Prospectus Summary, 3
4. | We note your response to comment 7 of our comment letter dated May 22, 2012 where you state that the “prospectus summary section [has] been revised to indicate the statutory obligations of the eligible stockholders.” We have been unable to find this revised disclosure. Please revise your disclosure or advise. |
RESPONSE: I spoke with Ms. Ayoola, and identified to her satisfaction the location of the revised disclosure. It is between the disclosure captioned “Restriction on Resale Price” and the disclosure captioned “Trading Market.”
Liquidity and Capital Requirements, page 26
5. | We note your disclosure on page 24 that you had a net loss in the amount of $24,481 during the first three months of 2012. Please revise this section to discuss how the company has financed the net losses and how it proposes, if the net loss trend continues, to fund its operations in the next 12 months. |
RESPONSE: A new, final paragraph to this section has been added to address this comment.

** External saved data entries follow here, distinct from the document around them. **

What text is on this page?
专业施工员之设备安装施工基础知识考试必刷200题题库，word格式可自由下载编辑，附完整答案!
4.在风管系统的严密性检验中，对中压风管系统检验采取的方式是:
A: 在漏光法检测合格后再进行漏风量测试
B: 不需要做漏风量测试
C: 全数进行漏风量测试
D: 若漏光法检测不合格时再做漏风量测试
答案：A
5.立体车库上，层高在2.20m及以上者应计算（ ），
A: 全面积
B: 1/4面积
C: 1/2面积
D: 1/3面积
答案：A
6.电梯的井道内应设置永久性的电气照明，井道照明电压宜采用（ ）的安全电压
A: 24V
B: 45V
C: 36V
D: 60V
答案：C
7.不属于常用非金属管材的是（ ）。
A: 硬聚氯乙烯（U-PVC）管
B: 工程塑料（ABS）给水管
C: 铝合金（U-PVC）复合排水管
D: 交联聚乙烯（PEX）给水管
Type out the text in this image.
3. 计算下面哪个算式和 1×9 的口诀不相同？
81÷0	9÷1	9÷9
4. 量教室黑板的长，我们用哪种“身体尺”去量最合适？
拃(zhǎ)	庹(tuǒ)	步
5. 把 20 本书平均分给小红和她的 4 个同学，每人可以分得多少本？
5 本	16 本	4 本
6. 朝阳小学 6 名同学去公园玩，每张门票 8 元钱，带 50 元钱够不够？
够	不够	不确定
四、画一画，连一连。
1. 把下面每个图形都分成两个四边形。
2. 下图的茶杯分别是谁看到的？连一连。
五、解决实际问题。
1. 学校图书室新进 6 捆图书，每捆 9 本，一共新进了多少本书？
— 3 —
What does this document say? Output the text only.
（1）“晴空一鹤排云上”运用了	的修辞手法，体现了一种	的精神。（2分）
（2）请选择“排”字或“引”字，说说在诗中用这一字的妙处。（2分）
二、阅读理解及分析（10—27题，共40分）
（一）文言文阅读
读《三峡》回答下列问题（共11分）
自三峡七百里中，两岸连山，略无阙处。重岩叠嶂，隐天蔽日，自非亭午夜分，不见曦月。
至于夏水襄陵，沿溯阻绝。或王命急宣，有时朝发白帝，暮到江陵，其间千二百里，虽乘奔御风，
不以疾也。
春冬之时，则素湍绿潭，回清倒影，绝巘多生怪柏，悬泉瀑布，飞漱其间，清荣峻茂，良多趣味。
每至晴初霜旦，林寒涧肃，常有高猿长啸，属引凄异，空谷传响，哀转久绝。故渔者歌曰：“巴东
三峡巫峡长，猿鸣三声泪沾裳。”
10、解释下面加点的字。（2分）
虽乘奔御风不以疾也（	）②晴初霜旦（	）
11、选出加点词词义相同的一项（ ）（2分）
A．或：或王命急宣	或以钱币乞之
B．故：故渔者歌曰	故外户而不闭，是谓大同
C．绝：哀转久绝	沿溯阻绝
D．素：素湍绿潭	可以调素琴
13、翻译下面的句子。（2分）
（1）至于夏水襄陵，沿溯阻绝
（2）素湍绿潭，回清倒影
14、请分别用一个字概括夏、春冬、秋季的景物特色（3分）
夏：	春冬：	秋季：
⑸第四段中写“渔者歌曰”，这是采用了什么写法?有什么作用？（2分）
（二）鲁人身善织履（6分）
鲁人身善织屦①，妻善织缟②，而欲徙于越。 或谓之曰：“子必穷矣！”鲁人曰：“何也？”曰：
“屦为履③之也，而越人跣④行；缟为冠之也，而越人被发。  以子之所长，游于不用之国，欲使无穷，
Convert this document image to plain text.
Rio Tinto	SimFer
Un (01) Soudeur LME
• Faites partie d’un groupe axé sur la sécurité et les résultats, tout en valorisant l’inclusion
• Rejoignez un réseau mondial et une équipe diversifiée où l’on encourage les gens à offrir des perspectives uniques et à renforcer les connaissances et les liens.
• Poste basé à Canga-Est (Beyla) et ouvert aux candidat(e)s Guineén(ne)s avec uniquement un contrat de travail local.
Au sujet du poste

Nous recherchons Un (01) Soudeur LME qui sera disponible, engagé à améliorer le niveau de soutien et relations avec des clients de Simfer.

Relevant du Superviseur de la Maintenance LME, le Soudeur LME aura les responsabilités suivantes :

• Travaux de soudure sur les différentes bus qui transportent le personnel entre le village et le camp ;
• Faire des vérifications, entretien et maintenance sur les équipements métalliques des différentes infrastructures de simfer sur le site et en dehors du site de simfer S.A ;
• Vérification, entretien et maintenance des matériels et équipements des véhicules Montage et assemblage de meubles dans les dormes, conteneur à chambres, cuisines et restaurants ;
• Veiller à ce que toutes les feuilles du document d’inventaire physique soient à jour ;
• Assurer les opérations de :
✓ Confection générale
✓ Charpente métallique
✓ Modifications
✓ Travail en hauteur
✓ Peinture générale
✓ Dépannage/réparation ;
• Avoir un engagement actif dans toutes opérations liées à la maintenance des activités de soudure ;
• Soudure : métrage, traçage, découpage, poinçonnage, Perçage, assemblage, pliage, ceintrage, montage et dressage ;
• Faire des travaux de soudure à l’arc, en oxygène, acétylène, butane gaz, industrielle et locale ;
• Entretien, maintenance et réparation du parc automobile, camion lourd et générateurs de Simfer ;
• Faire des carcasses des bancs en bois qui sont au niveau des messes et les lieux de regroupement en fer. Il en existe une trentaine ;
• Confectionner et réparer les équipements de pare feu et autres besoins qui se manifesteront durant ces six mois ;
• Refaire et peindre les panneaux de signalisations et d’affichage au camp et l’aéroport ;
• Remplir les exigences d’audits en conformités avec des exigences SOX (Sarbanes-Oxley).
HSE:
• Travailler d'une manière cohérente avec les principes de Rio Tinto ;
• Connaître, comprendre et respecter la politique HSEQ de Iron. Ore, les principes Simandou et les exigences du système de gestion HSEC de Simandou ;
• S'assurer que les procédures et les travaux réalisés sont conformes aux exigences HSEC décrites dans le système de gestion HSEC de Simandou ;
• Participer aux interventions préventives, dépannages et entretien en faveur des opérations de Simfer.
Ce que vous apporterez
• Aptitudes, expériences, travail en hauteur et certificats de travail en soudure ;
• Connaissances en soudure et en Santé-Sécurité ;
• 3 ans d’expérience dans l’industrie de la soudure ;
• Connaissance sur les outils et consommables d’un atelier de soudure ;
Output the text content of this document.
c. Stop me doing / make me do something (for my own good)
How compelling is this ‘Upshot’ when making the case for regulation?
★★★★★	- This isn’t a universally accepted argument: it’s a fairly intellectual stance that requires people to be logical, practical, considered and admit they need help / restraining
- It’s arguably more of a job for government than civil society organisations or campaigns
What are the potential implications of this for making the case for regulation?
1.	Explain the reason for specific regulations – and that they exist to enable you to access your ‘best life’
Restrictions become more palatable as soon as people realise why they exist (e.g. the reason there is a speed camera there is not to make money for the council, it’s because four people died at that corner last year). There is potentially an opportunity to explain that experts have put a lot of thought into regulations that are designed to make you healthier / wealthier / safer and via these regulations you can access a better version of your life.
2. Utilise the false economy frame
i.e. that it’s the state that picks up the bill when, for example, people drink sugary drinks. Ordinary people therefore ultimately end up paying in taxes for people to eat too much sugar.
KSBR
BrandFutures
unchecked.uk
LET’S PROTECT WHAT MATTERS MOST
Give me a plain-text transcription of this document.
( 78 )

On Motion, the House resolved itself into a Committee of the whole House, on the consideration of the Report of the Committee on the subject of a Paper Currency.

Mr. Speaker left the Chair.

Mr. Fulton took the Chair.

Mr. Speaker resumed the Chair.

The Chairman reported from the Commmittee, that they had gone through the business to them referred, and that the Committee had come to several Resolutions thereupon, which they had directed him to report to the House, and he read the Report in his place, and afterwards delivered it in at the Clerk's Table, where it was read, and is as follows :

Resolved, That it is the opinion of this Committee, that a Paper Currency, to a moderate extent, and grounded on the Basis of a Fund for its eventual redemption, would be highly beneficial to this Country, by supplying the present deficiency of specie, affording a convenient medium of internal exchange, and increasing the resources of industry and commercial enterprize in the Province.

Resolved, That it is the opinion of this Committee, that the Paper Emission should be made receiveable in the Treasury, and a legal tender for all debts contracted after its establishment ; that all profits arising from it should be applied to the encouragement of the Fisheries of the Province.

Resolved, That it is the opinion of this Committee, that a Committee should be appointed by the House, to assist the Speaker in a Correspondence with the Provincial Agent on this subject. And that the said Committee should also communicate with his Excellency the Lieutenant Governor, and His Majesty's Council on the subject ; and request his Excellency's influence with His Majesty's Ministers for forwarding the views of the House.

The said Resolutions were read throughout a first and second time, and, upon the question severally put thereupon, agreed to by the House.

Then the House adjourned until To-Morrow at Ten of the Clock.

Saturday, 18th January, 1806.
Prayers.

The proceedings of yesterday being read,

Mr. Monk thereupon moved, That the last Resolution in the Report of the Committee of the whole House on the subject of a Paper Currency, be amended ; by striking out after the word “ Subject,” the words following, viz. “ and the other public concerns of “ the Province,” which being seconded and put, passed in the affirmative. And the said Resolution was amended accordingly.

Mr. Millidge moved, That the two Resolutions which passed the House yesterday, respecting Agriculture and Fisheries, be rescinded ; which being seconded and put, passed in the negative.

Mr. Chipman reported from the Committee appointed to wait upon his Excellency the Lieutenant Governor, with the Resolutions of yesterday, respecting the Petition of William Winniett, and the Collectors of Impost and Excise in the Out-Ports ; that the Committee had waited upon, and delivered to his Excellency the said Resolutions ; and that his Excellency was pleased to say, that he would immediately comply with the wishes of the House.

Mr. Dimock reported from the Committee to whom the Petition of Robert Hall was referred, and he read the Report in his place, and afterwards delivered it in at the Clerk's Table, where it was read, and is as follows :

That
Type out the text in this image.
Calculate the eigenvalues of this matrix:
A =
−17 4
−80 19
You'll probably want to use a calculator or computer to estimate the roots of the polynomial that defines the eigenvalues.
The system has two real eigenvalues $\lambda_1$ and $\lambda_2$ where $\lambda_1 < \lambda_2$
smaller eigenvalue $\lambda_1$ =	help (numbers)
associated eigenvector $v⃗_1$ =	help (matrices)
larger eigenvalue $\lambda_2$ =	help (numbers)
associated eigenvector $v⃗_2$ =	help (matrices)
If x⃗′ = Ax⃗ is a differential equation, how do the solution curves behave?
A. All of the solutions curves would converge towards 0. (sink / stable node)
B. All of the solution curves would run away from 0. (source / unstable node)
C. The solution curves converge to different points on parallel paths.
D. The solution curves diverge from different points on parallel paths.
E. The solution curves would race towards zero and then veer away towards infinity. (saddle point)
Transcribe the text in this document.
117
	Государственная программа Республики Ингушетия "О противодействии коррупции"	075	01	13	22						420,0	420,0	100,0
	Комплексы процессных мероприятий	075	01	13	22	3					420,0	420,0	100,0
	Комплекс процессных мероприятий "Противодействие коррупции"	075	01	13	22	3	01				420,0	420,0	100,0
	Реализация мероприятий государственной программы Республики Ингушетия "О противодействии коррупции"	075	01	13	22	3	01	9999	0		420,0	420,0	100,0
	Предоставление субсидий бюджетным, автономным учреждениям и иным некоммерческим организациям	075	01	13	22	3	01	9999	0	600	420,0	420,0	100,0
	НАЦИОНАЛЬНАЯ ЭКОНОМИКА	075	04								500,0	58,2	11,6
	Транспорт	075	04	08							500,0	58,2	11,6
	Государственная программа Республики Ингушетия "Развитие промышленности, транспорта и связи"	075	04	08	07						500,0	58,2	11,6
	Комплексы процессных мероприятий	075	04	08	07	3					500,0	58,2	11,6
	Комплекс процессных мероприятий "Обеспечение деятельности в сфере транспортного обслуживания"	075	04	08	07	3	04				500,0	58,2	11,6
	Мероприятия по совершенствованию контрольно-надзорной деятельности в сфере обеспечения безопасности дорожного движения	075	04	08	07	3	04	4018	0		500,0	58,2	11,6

Selling Stockholders, page 33
6. | We note your response to comment 8 of our comment letter dated May 22, 2012. We believe that, in addition to the prospectus, the eligible shareholders should be informed of their underwriter status and obligations under the Securities Act of 1933. Such communication should include the options the shareholders may have if they do not consent. |
RESPONSE: | A new Attachment A has been added to the prospectus. This attachment is in the form of a letter that will be sent to the eligible shareholders. It indicates that the only option a shareholder has, if such shareholder does not wish to assume underwriter liabilities, is not to sell the shares, but to wait for a liquidity event. |
We hope that we have adequately responded to your comment. If you have any additional comments, questions or requests for further clarifications, please contact the undersigned. We are interested in completing the Registration Statement and having it declared effective as soon as possible. Thank you for your attention to this matter. We look forward to hearing from you.